Since the first meal was delivered in September 2005, the business has been built up by word of mouth and now employs 55 people, keeping track of orders and dietary requirements by computer.
Next year Driver hopes to provide the same service to executives in India's IT hub Bangalore.
According to the Nutrition Foundation of India (NFI), 50 percent of women and 32 percent of men in India's middle and upper classes are obese, with the problem particularly acute among the over-40s.
That compares with four percent and one percent respectively among slum dwellers.
And according to the International Diabetes Foundation umbrella group, India had 40.9 million diabetics in 2007 -- the highest number in the world.
The World Health Organisation estimated in 2005 that deaths from conditions associated with obesity such as diabetes, heart disease and strokes cost the Indian economy 330 billion dollars a year in lost productivity.
As private gyms, slimming clinics and diet food become a regular sight in Indian cities, Driver sees his firm as part of a wider trend towards healthy living to combat the effects of a more Westernised, sedentary lifestyle.
But he readily admitted that the main challenge in India is still people not having enough to eat.
The World Food Programme estimates that nearly 50 percent of the world's hungry live in India.
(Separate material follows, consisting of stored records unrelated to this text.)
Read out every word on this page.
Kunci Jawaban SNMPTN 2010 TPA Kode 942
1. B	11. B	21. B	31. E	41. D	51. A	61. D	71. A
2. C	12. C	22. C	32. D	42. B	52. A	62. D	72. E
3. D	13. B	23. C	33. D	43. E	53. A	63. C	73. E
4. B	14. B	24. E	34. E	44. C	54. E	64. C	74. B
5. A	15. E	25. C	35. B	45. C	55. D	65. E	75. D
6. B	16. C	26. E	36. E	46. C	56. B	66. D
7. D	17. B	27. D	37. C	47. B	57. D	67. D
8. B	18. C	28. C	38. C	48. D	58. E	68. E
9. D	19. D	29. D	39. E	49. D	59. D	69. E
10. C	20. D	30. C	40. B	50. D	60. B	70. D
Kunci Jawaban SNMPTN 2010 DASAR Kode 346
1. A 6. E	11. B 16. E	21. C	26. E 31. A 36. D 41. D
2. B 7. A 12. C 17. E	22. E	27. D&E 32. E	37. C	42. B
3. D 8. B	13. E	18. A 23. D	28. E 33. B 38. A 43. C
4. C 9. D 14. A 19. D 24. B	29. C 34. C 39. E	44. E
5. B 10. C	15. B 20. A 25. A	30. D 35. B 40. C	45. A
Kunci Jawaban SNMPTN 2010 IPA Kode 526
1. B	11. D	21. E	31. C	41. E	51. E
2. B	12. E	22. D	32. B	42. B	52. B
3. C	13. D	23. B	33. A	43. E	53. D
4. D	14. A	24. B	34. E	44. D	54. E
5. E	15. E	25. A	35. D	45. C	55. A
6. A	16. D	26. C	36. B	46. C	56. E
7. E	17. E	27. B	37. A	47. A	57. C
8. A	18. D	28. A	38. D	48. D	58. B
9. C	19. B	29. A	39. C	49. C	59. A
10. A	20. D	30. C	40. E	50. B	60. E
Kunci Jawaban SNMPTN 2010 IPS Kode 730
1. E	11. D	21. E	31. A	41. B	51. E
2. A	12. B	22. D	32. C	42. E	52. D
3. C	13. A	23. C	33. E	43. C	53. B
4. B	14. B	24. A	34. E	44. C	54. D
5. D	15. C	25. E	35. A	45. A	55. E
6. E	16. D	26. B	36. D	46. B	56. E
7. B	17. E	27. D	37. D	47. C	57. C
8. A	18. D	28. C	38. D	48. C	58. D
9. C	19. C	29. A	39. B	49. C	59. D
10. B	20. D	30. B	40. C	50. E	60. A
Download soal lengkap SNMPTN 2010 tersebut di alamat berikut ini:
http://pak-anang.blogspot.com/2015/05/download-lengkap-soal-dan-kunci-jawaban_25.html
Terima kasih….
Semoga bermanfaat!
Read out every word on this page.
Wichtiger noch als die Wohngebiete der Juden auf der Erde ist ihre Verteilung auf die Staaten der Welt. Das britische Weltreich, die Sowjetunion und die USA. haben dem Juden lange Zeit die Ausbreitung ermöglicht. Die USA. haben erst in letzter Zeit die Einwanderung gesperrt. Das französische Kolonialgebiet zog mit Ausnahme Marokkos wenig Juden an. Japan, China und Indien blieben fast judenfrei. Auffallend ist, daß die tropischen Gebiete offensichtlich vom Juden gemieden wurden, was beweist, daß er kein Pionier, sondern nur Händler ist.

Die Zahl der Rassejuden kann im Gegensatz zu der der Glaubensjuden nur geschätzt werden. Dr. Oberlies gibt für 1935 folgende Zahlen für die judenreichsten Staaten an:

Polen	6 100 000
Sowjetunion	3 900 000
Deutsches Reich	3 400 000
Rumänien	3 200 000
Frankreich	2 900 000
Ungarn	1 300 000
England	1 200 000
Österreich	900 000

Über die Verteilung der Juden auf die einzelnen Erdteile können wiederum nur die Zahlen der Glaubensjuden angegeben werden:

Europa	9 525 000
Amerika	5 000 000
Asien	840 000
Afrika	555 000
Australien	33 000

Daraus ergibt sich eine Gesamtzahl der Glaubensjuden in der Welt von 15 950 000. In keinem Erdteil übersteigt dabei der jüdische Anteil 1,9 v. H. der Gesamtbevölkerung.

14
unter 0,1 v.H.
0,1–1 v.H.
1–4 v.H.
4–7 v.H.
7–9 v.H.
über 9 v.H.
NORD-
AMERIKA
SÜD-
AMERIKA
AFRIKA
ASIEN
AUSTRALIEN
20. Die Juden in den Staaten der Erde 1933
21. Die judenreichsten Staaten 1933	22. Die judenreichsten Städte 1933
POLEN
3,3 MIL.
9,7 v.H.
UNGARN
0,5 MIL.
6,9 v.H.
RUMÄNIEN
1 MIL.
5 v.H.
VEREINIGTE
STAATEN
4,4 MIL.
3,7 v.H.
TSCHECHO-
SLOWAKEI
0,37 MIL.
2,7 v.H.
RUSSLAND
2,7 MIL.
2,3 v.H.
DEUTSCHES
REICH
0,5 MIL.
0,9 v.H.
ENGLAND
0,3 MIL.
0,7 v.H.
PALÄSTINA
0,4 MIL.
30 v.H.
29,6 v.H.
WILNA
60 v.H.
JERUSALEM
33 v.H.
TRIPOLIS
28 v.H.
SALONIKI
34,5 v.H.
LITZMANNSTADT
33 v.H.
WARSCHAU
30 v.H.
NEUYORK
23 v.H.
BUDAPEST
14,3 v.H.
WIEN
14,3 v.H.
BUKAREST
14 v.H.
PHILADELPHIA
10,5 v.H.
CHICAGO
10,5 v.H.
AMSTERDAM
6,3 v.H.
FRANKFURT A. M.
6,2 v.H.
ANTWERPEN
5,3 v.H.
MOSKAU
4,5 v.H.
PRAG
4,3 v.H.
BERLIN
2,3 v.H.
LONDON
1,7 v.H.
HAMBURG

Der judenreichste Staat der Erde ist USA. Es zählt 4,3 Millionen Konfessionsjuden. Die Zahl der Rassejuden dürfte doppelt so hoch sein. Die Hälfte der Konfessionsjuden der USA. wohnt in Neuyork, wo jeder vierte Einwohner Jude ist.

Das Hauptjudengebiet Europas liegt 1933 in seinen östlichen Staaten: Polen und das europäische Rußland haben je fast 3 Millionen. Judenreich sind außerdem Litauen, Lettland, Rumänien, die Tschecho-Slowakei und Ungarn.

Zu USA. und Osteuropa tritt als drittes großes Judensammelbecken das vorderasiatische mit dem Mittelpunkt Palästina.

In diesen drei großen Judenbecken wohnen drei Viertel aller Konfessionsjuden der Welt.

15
More than half of all children under five are considered moderately or severely malnourished.
Meanwhile 350 million people -- just over a third of the population -- are said to be "food-insecure," consuming less than 80 percent of their minimum energy requirements.
"In the US obesity rates are higher among the lower-income population. In India it's the opposite," Driver said.
"It's because of malnutrition, not because the lower income (group) is more health conscious."